La meilleure stratégie serait de formaliser les canaux de migration vers l'Europe. Cette stratégie devrait employer trois tactiques. D’abord, l'Europe et les gouvernements africains devraient mettre en place des centres de recrutement des candidats au « rêve européen » à travers le continent (en particulier dans les pays représentant la plus forte source de migrants) où les jeunes peuvent officiellement postuler à travailler dans les champs agricoles, la construction et les secteurs de nettoyage entre autres. Les centaines d'euros versés aux agents non officiels de migration peuvent être utilisées pour améliorer la formation et renforcer les compétences et les capacités des jeunes africains avant de rejoindre l'Europe.
Ensuite, les gouvernements européens devraient arrêter de subventionner et soutenir les régimes politiques anti-démocratiques qui minent la capacité des Africains à créer des entreprises individuelles et à développer leurs capacités. Une activité entrepreneuriale dynamique en Afrique donnera à la jeunesse de l'espoir et des emplois. L'utilisation de l'aide au développement pour soutenir les régimes qui la détournent en répartissant le « gâteau » entre la famille immédiate et les partisans politiques, érode tout espoir en Afrique. Cela ne fait que conduire à une population instable qui n’attend que de fuir sur le prochain bateau.
Enfin, les gouvernements européens devraient revoir leurs politiques de coopération internationale qui minent la productivité et l’entrepreneuriat en Afrique. Le vieux schéma où l'Afrique ne fait qu’exporter des matières premières à l’état brut, sans créer de valeur ajoutée sur place, empêche d’offrir plus d’opportunités d’emploi aux jeunes africains. La relocalisation de la production axée sur le savoir et la valeur ajoutée en Afrique saura donner de l'espoir à la jeunesse en une vie meilleure. L'objectif devrait être l’inclusion des Africains dans les chaines de valeur, les centres de production et les marchés mondiaux à haute valeur ajoutée.

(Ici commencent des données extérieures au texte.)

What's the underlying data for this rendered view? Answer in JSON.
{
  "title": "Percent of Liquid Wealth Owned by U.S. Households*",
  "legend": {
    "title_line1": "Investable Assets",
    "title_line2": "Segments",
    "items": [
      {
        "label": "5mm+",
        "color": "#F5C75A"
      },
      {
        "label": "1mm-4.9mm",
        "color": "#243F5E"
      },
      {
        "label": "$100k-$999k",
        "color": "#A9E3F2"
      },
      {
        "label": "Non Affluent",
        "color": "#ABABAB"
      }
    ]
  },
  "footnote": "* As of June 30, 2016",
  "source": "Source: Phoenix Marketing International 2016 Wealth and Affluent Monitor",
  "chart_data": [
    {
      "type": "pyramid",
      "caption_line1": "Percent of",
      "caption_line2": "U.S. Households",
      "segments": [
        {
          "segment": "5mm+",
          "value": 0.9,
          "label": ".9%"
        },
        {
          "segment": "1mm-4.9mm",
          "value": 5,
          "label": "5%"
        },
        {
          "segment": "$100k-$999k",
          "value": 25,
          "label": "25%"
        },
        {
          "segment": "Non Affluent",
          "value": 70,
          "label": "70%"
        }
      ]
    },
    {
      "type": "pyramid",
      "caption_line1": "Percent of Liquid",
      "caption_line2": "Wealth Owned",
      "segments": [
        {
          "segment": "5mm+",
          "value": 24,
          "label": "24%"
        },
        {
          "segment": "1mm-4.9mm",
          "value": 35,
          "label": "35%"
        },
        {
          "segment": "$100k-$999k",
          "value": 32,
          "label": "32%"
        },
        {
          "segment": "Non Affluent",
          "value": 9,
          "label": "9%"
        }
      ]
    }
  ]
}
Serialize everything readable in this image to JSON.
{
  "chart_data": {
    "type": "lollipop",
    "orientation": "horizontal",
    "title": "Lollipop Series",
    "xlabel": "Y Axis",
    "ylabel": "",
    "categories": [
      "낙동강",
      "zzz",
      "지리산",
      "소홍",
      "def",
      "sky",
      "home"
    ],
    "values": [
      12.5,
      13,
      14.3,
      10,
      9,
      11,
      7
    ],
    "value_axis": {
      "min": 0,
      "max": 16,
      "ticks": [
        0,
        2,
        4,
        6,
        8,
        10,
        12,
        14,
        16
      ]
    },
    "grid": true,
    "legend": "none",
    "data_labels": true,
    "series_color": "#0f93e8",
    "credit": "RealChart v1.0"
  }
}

Somme toute, des efforts conjoints bien pensés entre l'Afrique et l'Europe pourront certainement aider à prévenir les tragédies de Lampedusa et créer des filières migratoires saines.
James Shikwati, directeur Inter Region Economic Network et éditeur de Africanexecutives – Article initialement publié en anglais par African executive – Traduction réalisée par Libre Afrique – Le 6 juillet 2015.